La Norvège a enregistré des températures printanières inégalées depuis le début des relevés en 1901, avec un écart notable de 2,1°C au-dessus de la moyenne saisonnière. Cette annonce, faite par l'Institut météorologique norvégien, a suscité des inquiétudes concernant l'impact du changement climatique dans cette région scandinave.
Bien que la Norvège ait été épargnée par la vague de chaleur frappant d'autres parties de l'Europe en mai, les mois de mars et avril ont vu une hausse des températures qui a conduit à ce nouveau record. Selon le Dr Jostein Mamen, climatologue, "le ensoleillement constant ne peut à lui seul expliquer cette tendance climatique rapide. Nous devons envisager les effets de nos émissions de gaz à effet de serre".
Le printemps précédent le plus chaud avait été en 2024, avec des températures 1,8°C au-dessus des normales. Les températures exceptionnellement élevées de 2025 sont désormais relayées au troisième rang des printemps les plus chauds.
Des températures relevées en avril ont parfois été de 5 à 6°C au-dessus de la normale
Ce phénomène de réchauffement est particulièrement accentué dans les régions du nord du pays. Au Svalbard, archipel proche du pôle Nord, les relevés effectués en avril ont montré des températures dépassant de 5 à 6°C les moyennes saisonnières.
Les effets du changement climatique dans l'Arctique, désigné comme un phénomène d'amplification, entraînent un réchauffement renforcé par la diminution de la neige et de la banquise. L’ONU a récemment averti que les températures mondiales pourraient rester à des niveaux records entre 2026 et 2030.

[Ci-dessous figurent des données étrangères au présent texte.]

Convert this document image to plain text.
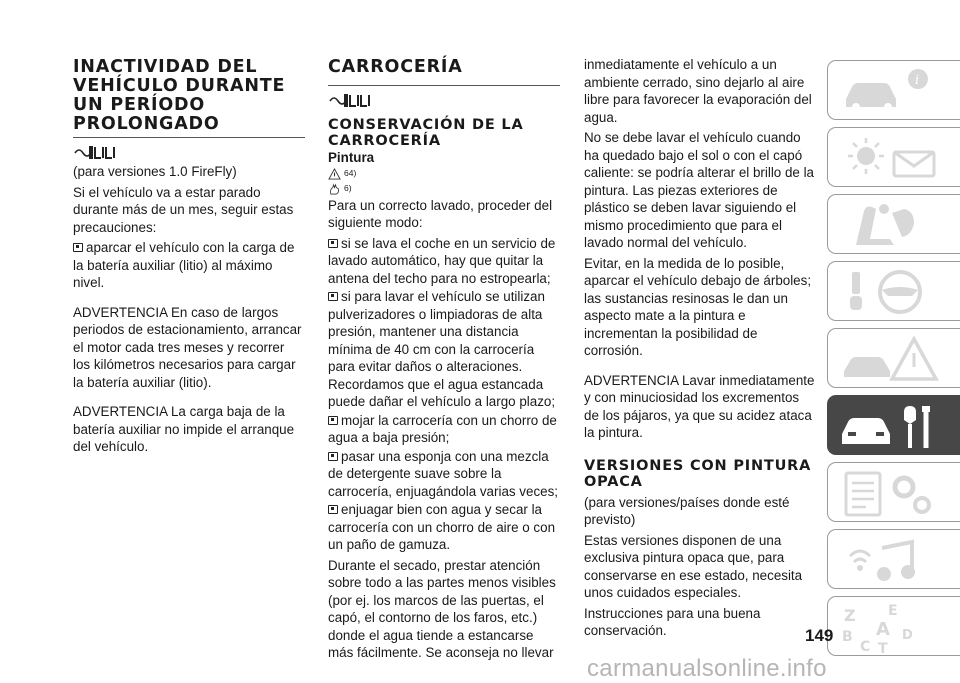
INACTIVIDAD DEL VEHÍCULO DURANTE UN PERÍODO PROLONGADO

(para versiones 1.0 FireFly)

Si el vehículo va a estar parado durante más de un mes, seguir estas precauciones:

aparcar el vehículo con la carga de la batería auxiliar (litio) al máximo nivel.

ADVERTENCIA En caso de largos periodos de estacionamiento, arrancar el motor cada tres meses y recorrer los kilómetros necesarios para cargar la batería auxiliar (litio).

ADVERTENCIA La carga baja de la batería auxiliar no impide el arranque del vehículo.

CARROCERÍA
CONSERVACIÓN DE LA CARROCERÍA
Pintura
64)
6)

Para un correcto lavado, proceder del siguiente modo:

si se lava el coche en un servicio de lavado automático, hay que quitar la antena del techo para no estropearla;

si para lavar el vehículo se utilizan pulverizadores o limpiadoras de alta presión, mantener una distancia mínima de 40 cm con la carrocería para evitar daños o alteraciones. Recordamos que el agua estancada puede dañar el vehículo a largo plazo;

mojar la carrocería con un chorro de agua a baja presión;

pasar una esponja con una mezcla de detergente suave sobre la carrocería, enjuagándola varias veces;

enjuagar bien con agua y secar la carrocería con un chorro de aire o con un paño de gamuza.

Durante el secado, prestar atención sobre todo a las partes menos visibles (por ej. los marcos de las puertas, el capó, el contorno de los faros, etc.) donde el agua tiende a estancarse más fácilmente. Se aconseja no llevar

inmediatamente el vehículo a un ambiente cerrado, sino dejarlo al aire libre para favorecer la evaporación del agua.

No se debe lavar el vehículo cuando ha quedado bajo el sol o con el capó caliente: se podría alterar el brillo de la pintura. Las piezas exteriores de plástico se deben lavar siguiendo el mismo procedimiento que para el lavado normal del vehículo.

Evitar, en la medida de lo posible, aparcar el vehículo debajo de árboles; las sustancias resinosas le dan un aspecto mate a la pintura e incrementan la posibilidad de corrosión.

ADVERTENCIA Lavar inmediatamente y con minuciosidad los excrementos de los pájaros, ya que su acidez ataca la pintura.

VERSIONES CON PINTURA OPACA

(para versiones/países donde esté previsto)

Estas versiones disponen de una exclusiva pintura opaca que, para conservarse en ese estado, necesita unos cuidados especiales.

Instrucciones para una buena conservación.

i
Z E
B A D
C T
149
carmanualsonline.info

Ce réchauffement entraîne des conséquences inquiétantes : stress thermique, sécheresse dans certaines parties du monde, et une augmentation de la fréquence d'événements climatiques extrêmes comme des inondations et des sécheresses. D'autres experts soulignent que la détérioration rapide des conditions climatiques en Norvège et au-delà pourrait engendrer des défis significatifs pour l'avenir.